The Ambassadors By Henry James Book 3: Chapter II

She had wound up with a laugh of enjoyment over her embroidery of her idea — an enjoyment that her face communicated to Strether, who almost wished none the less at this moment that she would let poor Waymarsh alone. HE knew more or less what she meant; but the fact wasn't a reason for her not pretending to Waymarsh that he didn't. It was craven of him perhaps, but he would, for the high amenity of the occasion, have liked Waymarsh not to be so sure of his wit. Her recognition of it gave him away and, before she had done with him or with that article, would give him worse. What was he, all the same, to do? He looked across the box at his friend; their eyes met; something queer and stiff, something that bore on the situation but that it was better not to touch, passed in silence between them. Well, the effect of it for Strether was an abrupt reaction, a final impatience of his own tendency to temporise. Where was that taking him anyway? It was one of the quiet instants that sometimes settle more matters than the outbreaks dear to the historic muse. The only qualification of the quietness was the synthetic "Oh hang it!" into which Strether's share of the silence soundlessly flowered. It represented, this mute ejaculation, a final impulse to burn his ships. These ships, to the historic muse, may seem of course mere cockles, but when he presently spoke to Miss Gostrey it was with the sense at least of applying the torch. "Is it then a conspiracy?"

"Between the two young men? Well, I don't pretend to be a seer or a prophetess," she presently replied; "but if I'm simply a woman of sense he's working for you to-night. I don't quite know how — but it's in my bones." And she looked at him at last as if, little material as she yet gave him, he'd really understand. "For an opinion THAT'S my opinion. He makes you out too well not to."

"Not to work for me to-night?" Strether wondered. "Then I hope he isn't doing anything very bad."

"They've got you," she portentously answered.

"Do you mean he IS — ?"

"They've got you," she merely repeated. Though she disclaimed the prophetic vision she was at this instant the nearest approach he had ever met to the priestess of the oracle. The light was in her eyes. "You must face it now."

He faced it on the spot. "They HAD arranged — ?"

"Every move in the game. And they've been arranging ever since. He has had every day his little telegram from Cannes."

It made Strether open his eyes. "Do you KNOW that?"

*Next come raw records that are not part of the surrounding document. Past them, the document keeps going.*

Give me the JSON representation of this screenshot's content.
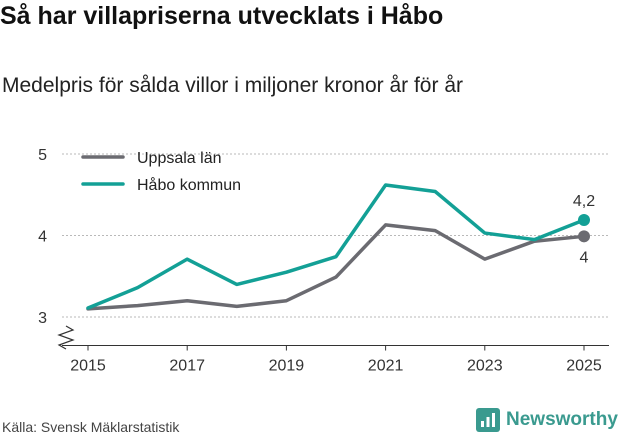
{
  "chart_data": {
    "type": "line",
    "title": "Så har villapriserna utvecklats i Håbo",
    "subtitle": "Medelpris för sålda villor i miljoner kronor år för år",
    "x": [
      2015,
      2016,
      2017,
      2018,
      2019,
      2020,
      2021,
      2022,
      2023,
      2024,
      2025
    ],
    "x_tick_labels": [
      "2015",
      "2017",
      "2019",
      "2021",
      "2023",
      "2025"
    ],
    "y_tick_labels": [
      "3",
      "4",
      "5"
    ],
    "ylim": [
      2.65,
      5.05
    ],
    "y_break": true,
    "legend_position": "top-left",
    "series": [
      {
        "name": "Uppsala län",
        "color": "#6b6b71",
        "values": [
          3.1,
          3.14,
          3.2,
          3.13,
          3.2,
          3.49,
          4.13,
          4.06,
          3.71,
          3.93,
          3.99
        ],
        "end_label": "4"
      },
      {
        "name": "Håbo kommun",
        "color": "#13a096",
        "values": [
          3.11,
          3.36,
          3.71,
          3.4,
          3.55,
          3.74,
          4.62,
          4.54,
          4.03,
          3.95,
          4.19
        ],
        "end_label": "4,2"
      }
    ]
  },
  "source": "Källa: Svensk Mäklarstatistik",
  "brand": "Newsworthy"
}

"I do better. I see it. This was, before I met him, what I wondered whether I WAS to see. But as soon as I met him I ceased to wonder, and our second meeting made me sure. I took him all in. He was acting — he is still — on his daily instructions."

"So that Chad has done the whole thing?"

"Oh no — not the whole. WE'VE done some of it. You and I and 'Europe.'"

"Europe — yes," Strether mused.

"Dear old Paris," she seemed to explain. But there was more, and, with one of her turns, she risked it. "And dear old Waymarsh. You," she declared, "have been a good bit of it."

He sat massive. "A good bit of what, ma'am?"

"Why of the wonderful consciousness of our friend here. You've helped too in your way to float him to where he is."

"And where the devil IS he?"

She passed it on with a laugh. "Where the devil, Strether, are you?"

He spoke as if he had just been thinking it out. "Well, quite already in Chad's hands, it would seem." And he had had with this another thought. "Will that be — just all through Bilham — the way he's going to work it? It would be, for him, you know, an idea. And Chad with an idea — !"

"Well?" she asked while the image held him.

"Well, is Chad — what shall I say? — monstrous?"

"Oh as much as you like! But the idea you speak of," she said, "won't have been his best. He'll have a better. It won't be all through little Bilham that he'll work it."

This already sounded almost like a hope destroyed. "Through whom else then?"

"That's what we shall see!" But quite as she spoke she turned, and Strether turned; for the door of the box had opened, with the click of the ouvreuse, from the lobby, and a gentleman, a stranger to them, had come in with a quick step. The door closed behind him, and, though their faces showed him his mistake, his air, which was striking, was all good confidence. The curtain had just again arisen, and, in the hush of the general attention, Strether's challenge was tacit, as was also the greeting, with a quickly deprecating hand and smile, of the unannounced visitor. He discreetly signed that he would wait, would stand, and these things and his face, one look from which she had caught, had suddenly worked for Miss Gostrey. She fitted to them all an answer for Strether's last question. The solid stranger was simply the answer — as she now, turning to her friend, indicated. She brought it straight out for him — it presented the intruder. "Why, through this gentleman!" The gentleman indeed, at the same time, though sounding for Strether a very short name, did practically as much to explain. Strether gasped the name back — then only had he seen Miss Gostrey had said more than she knew. They were in presence of Chad himself.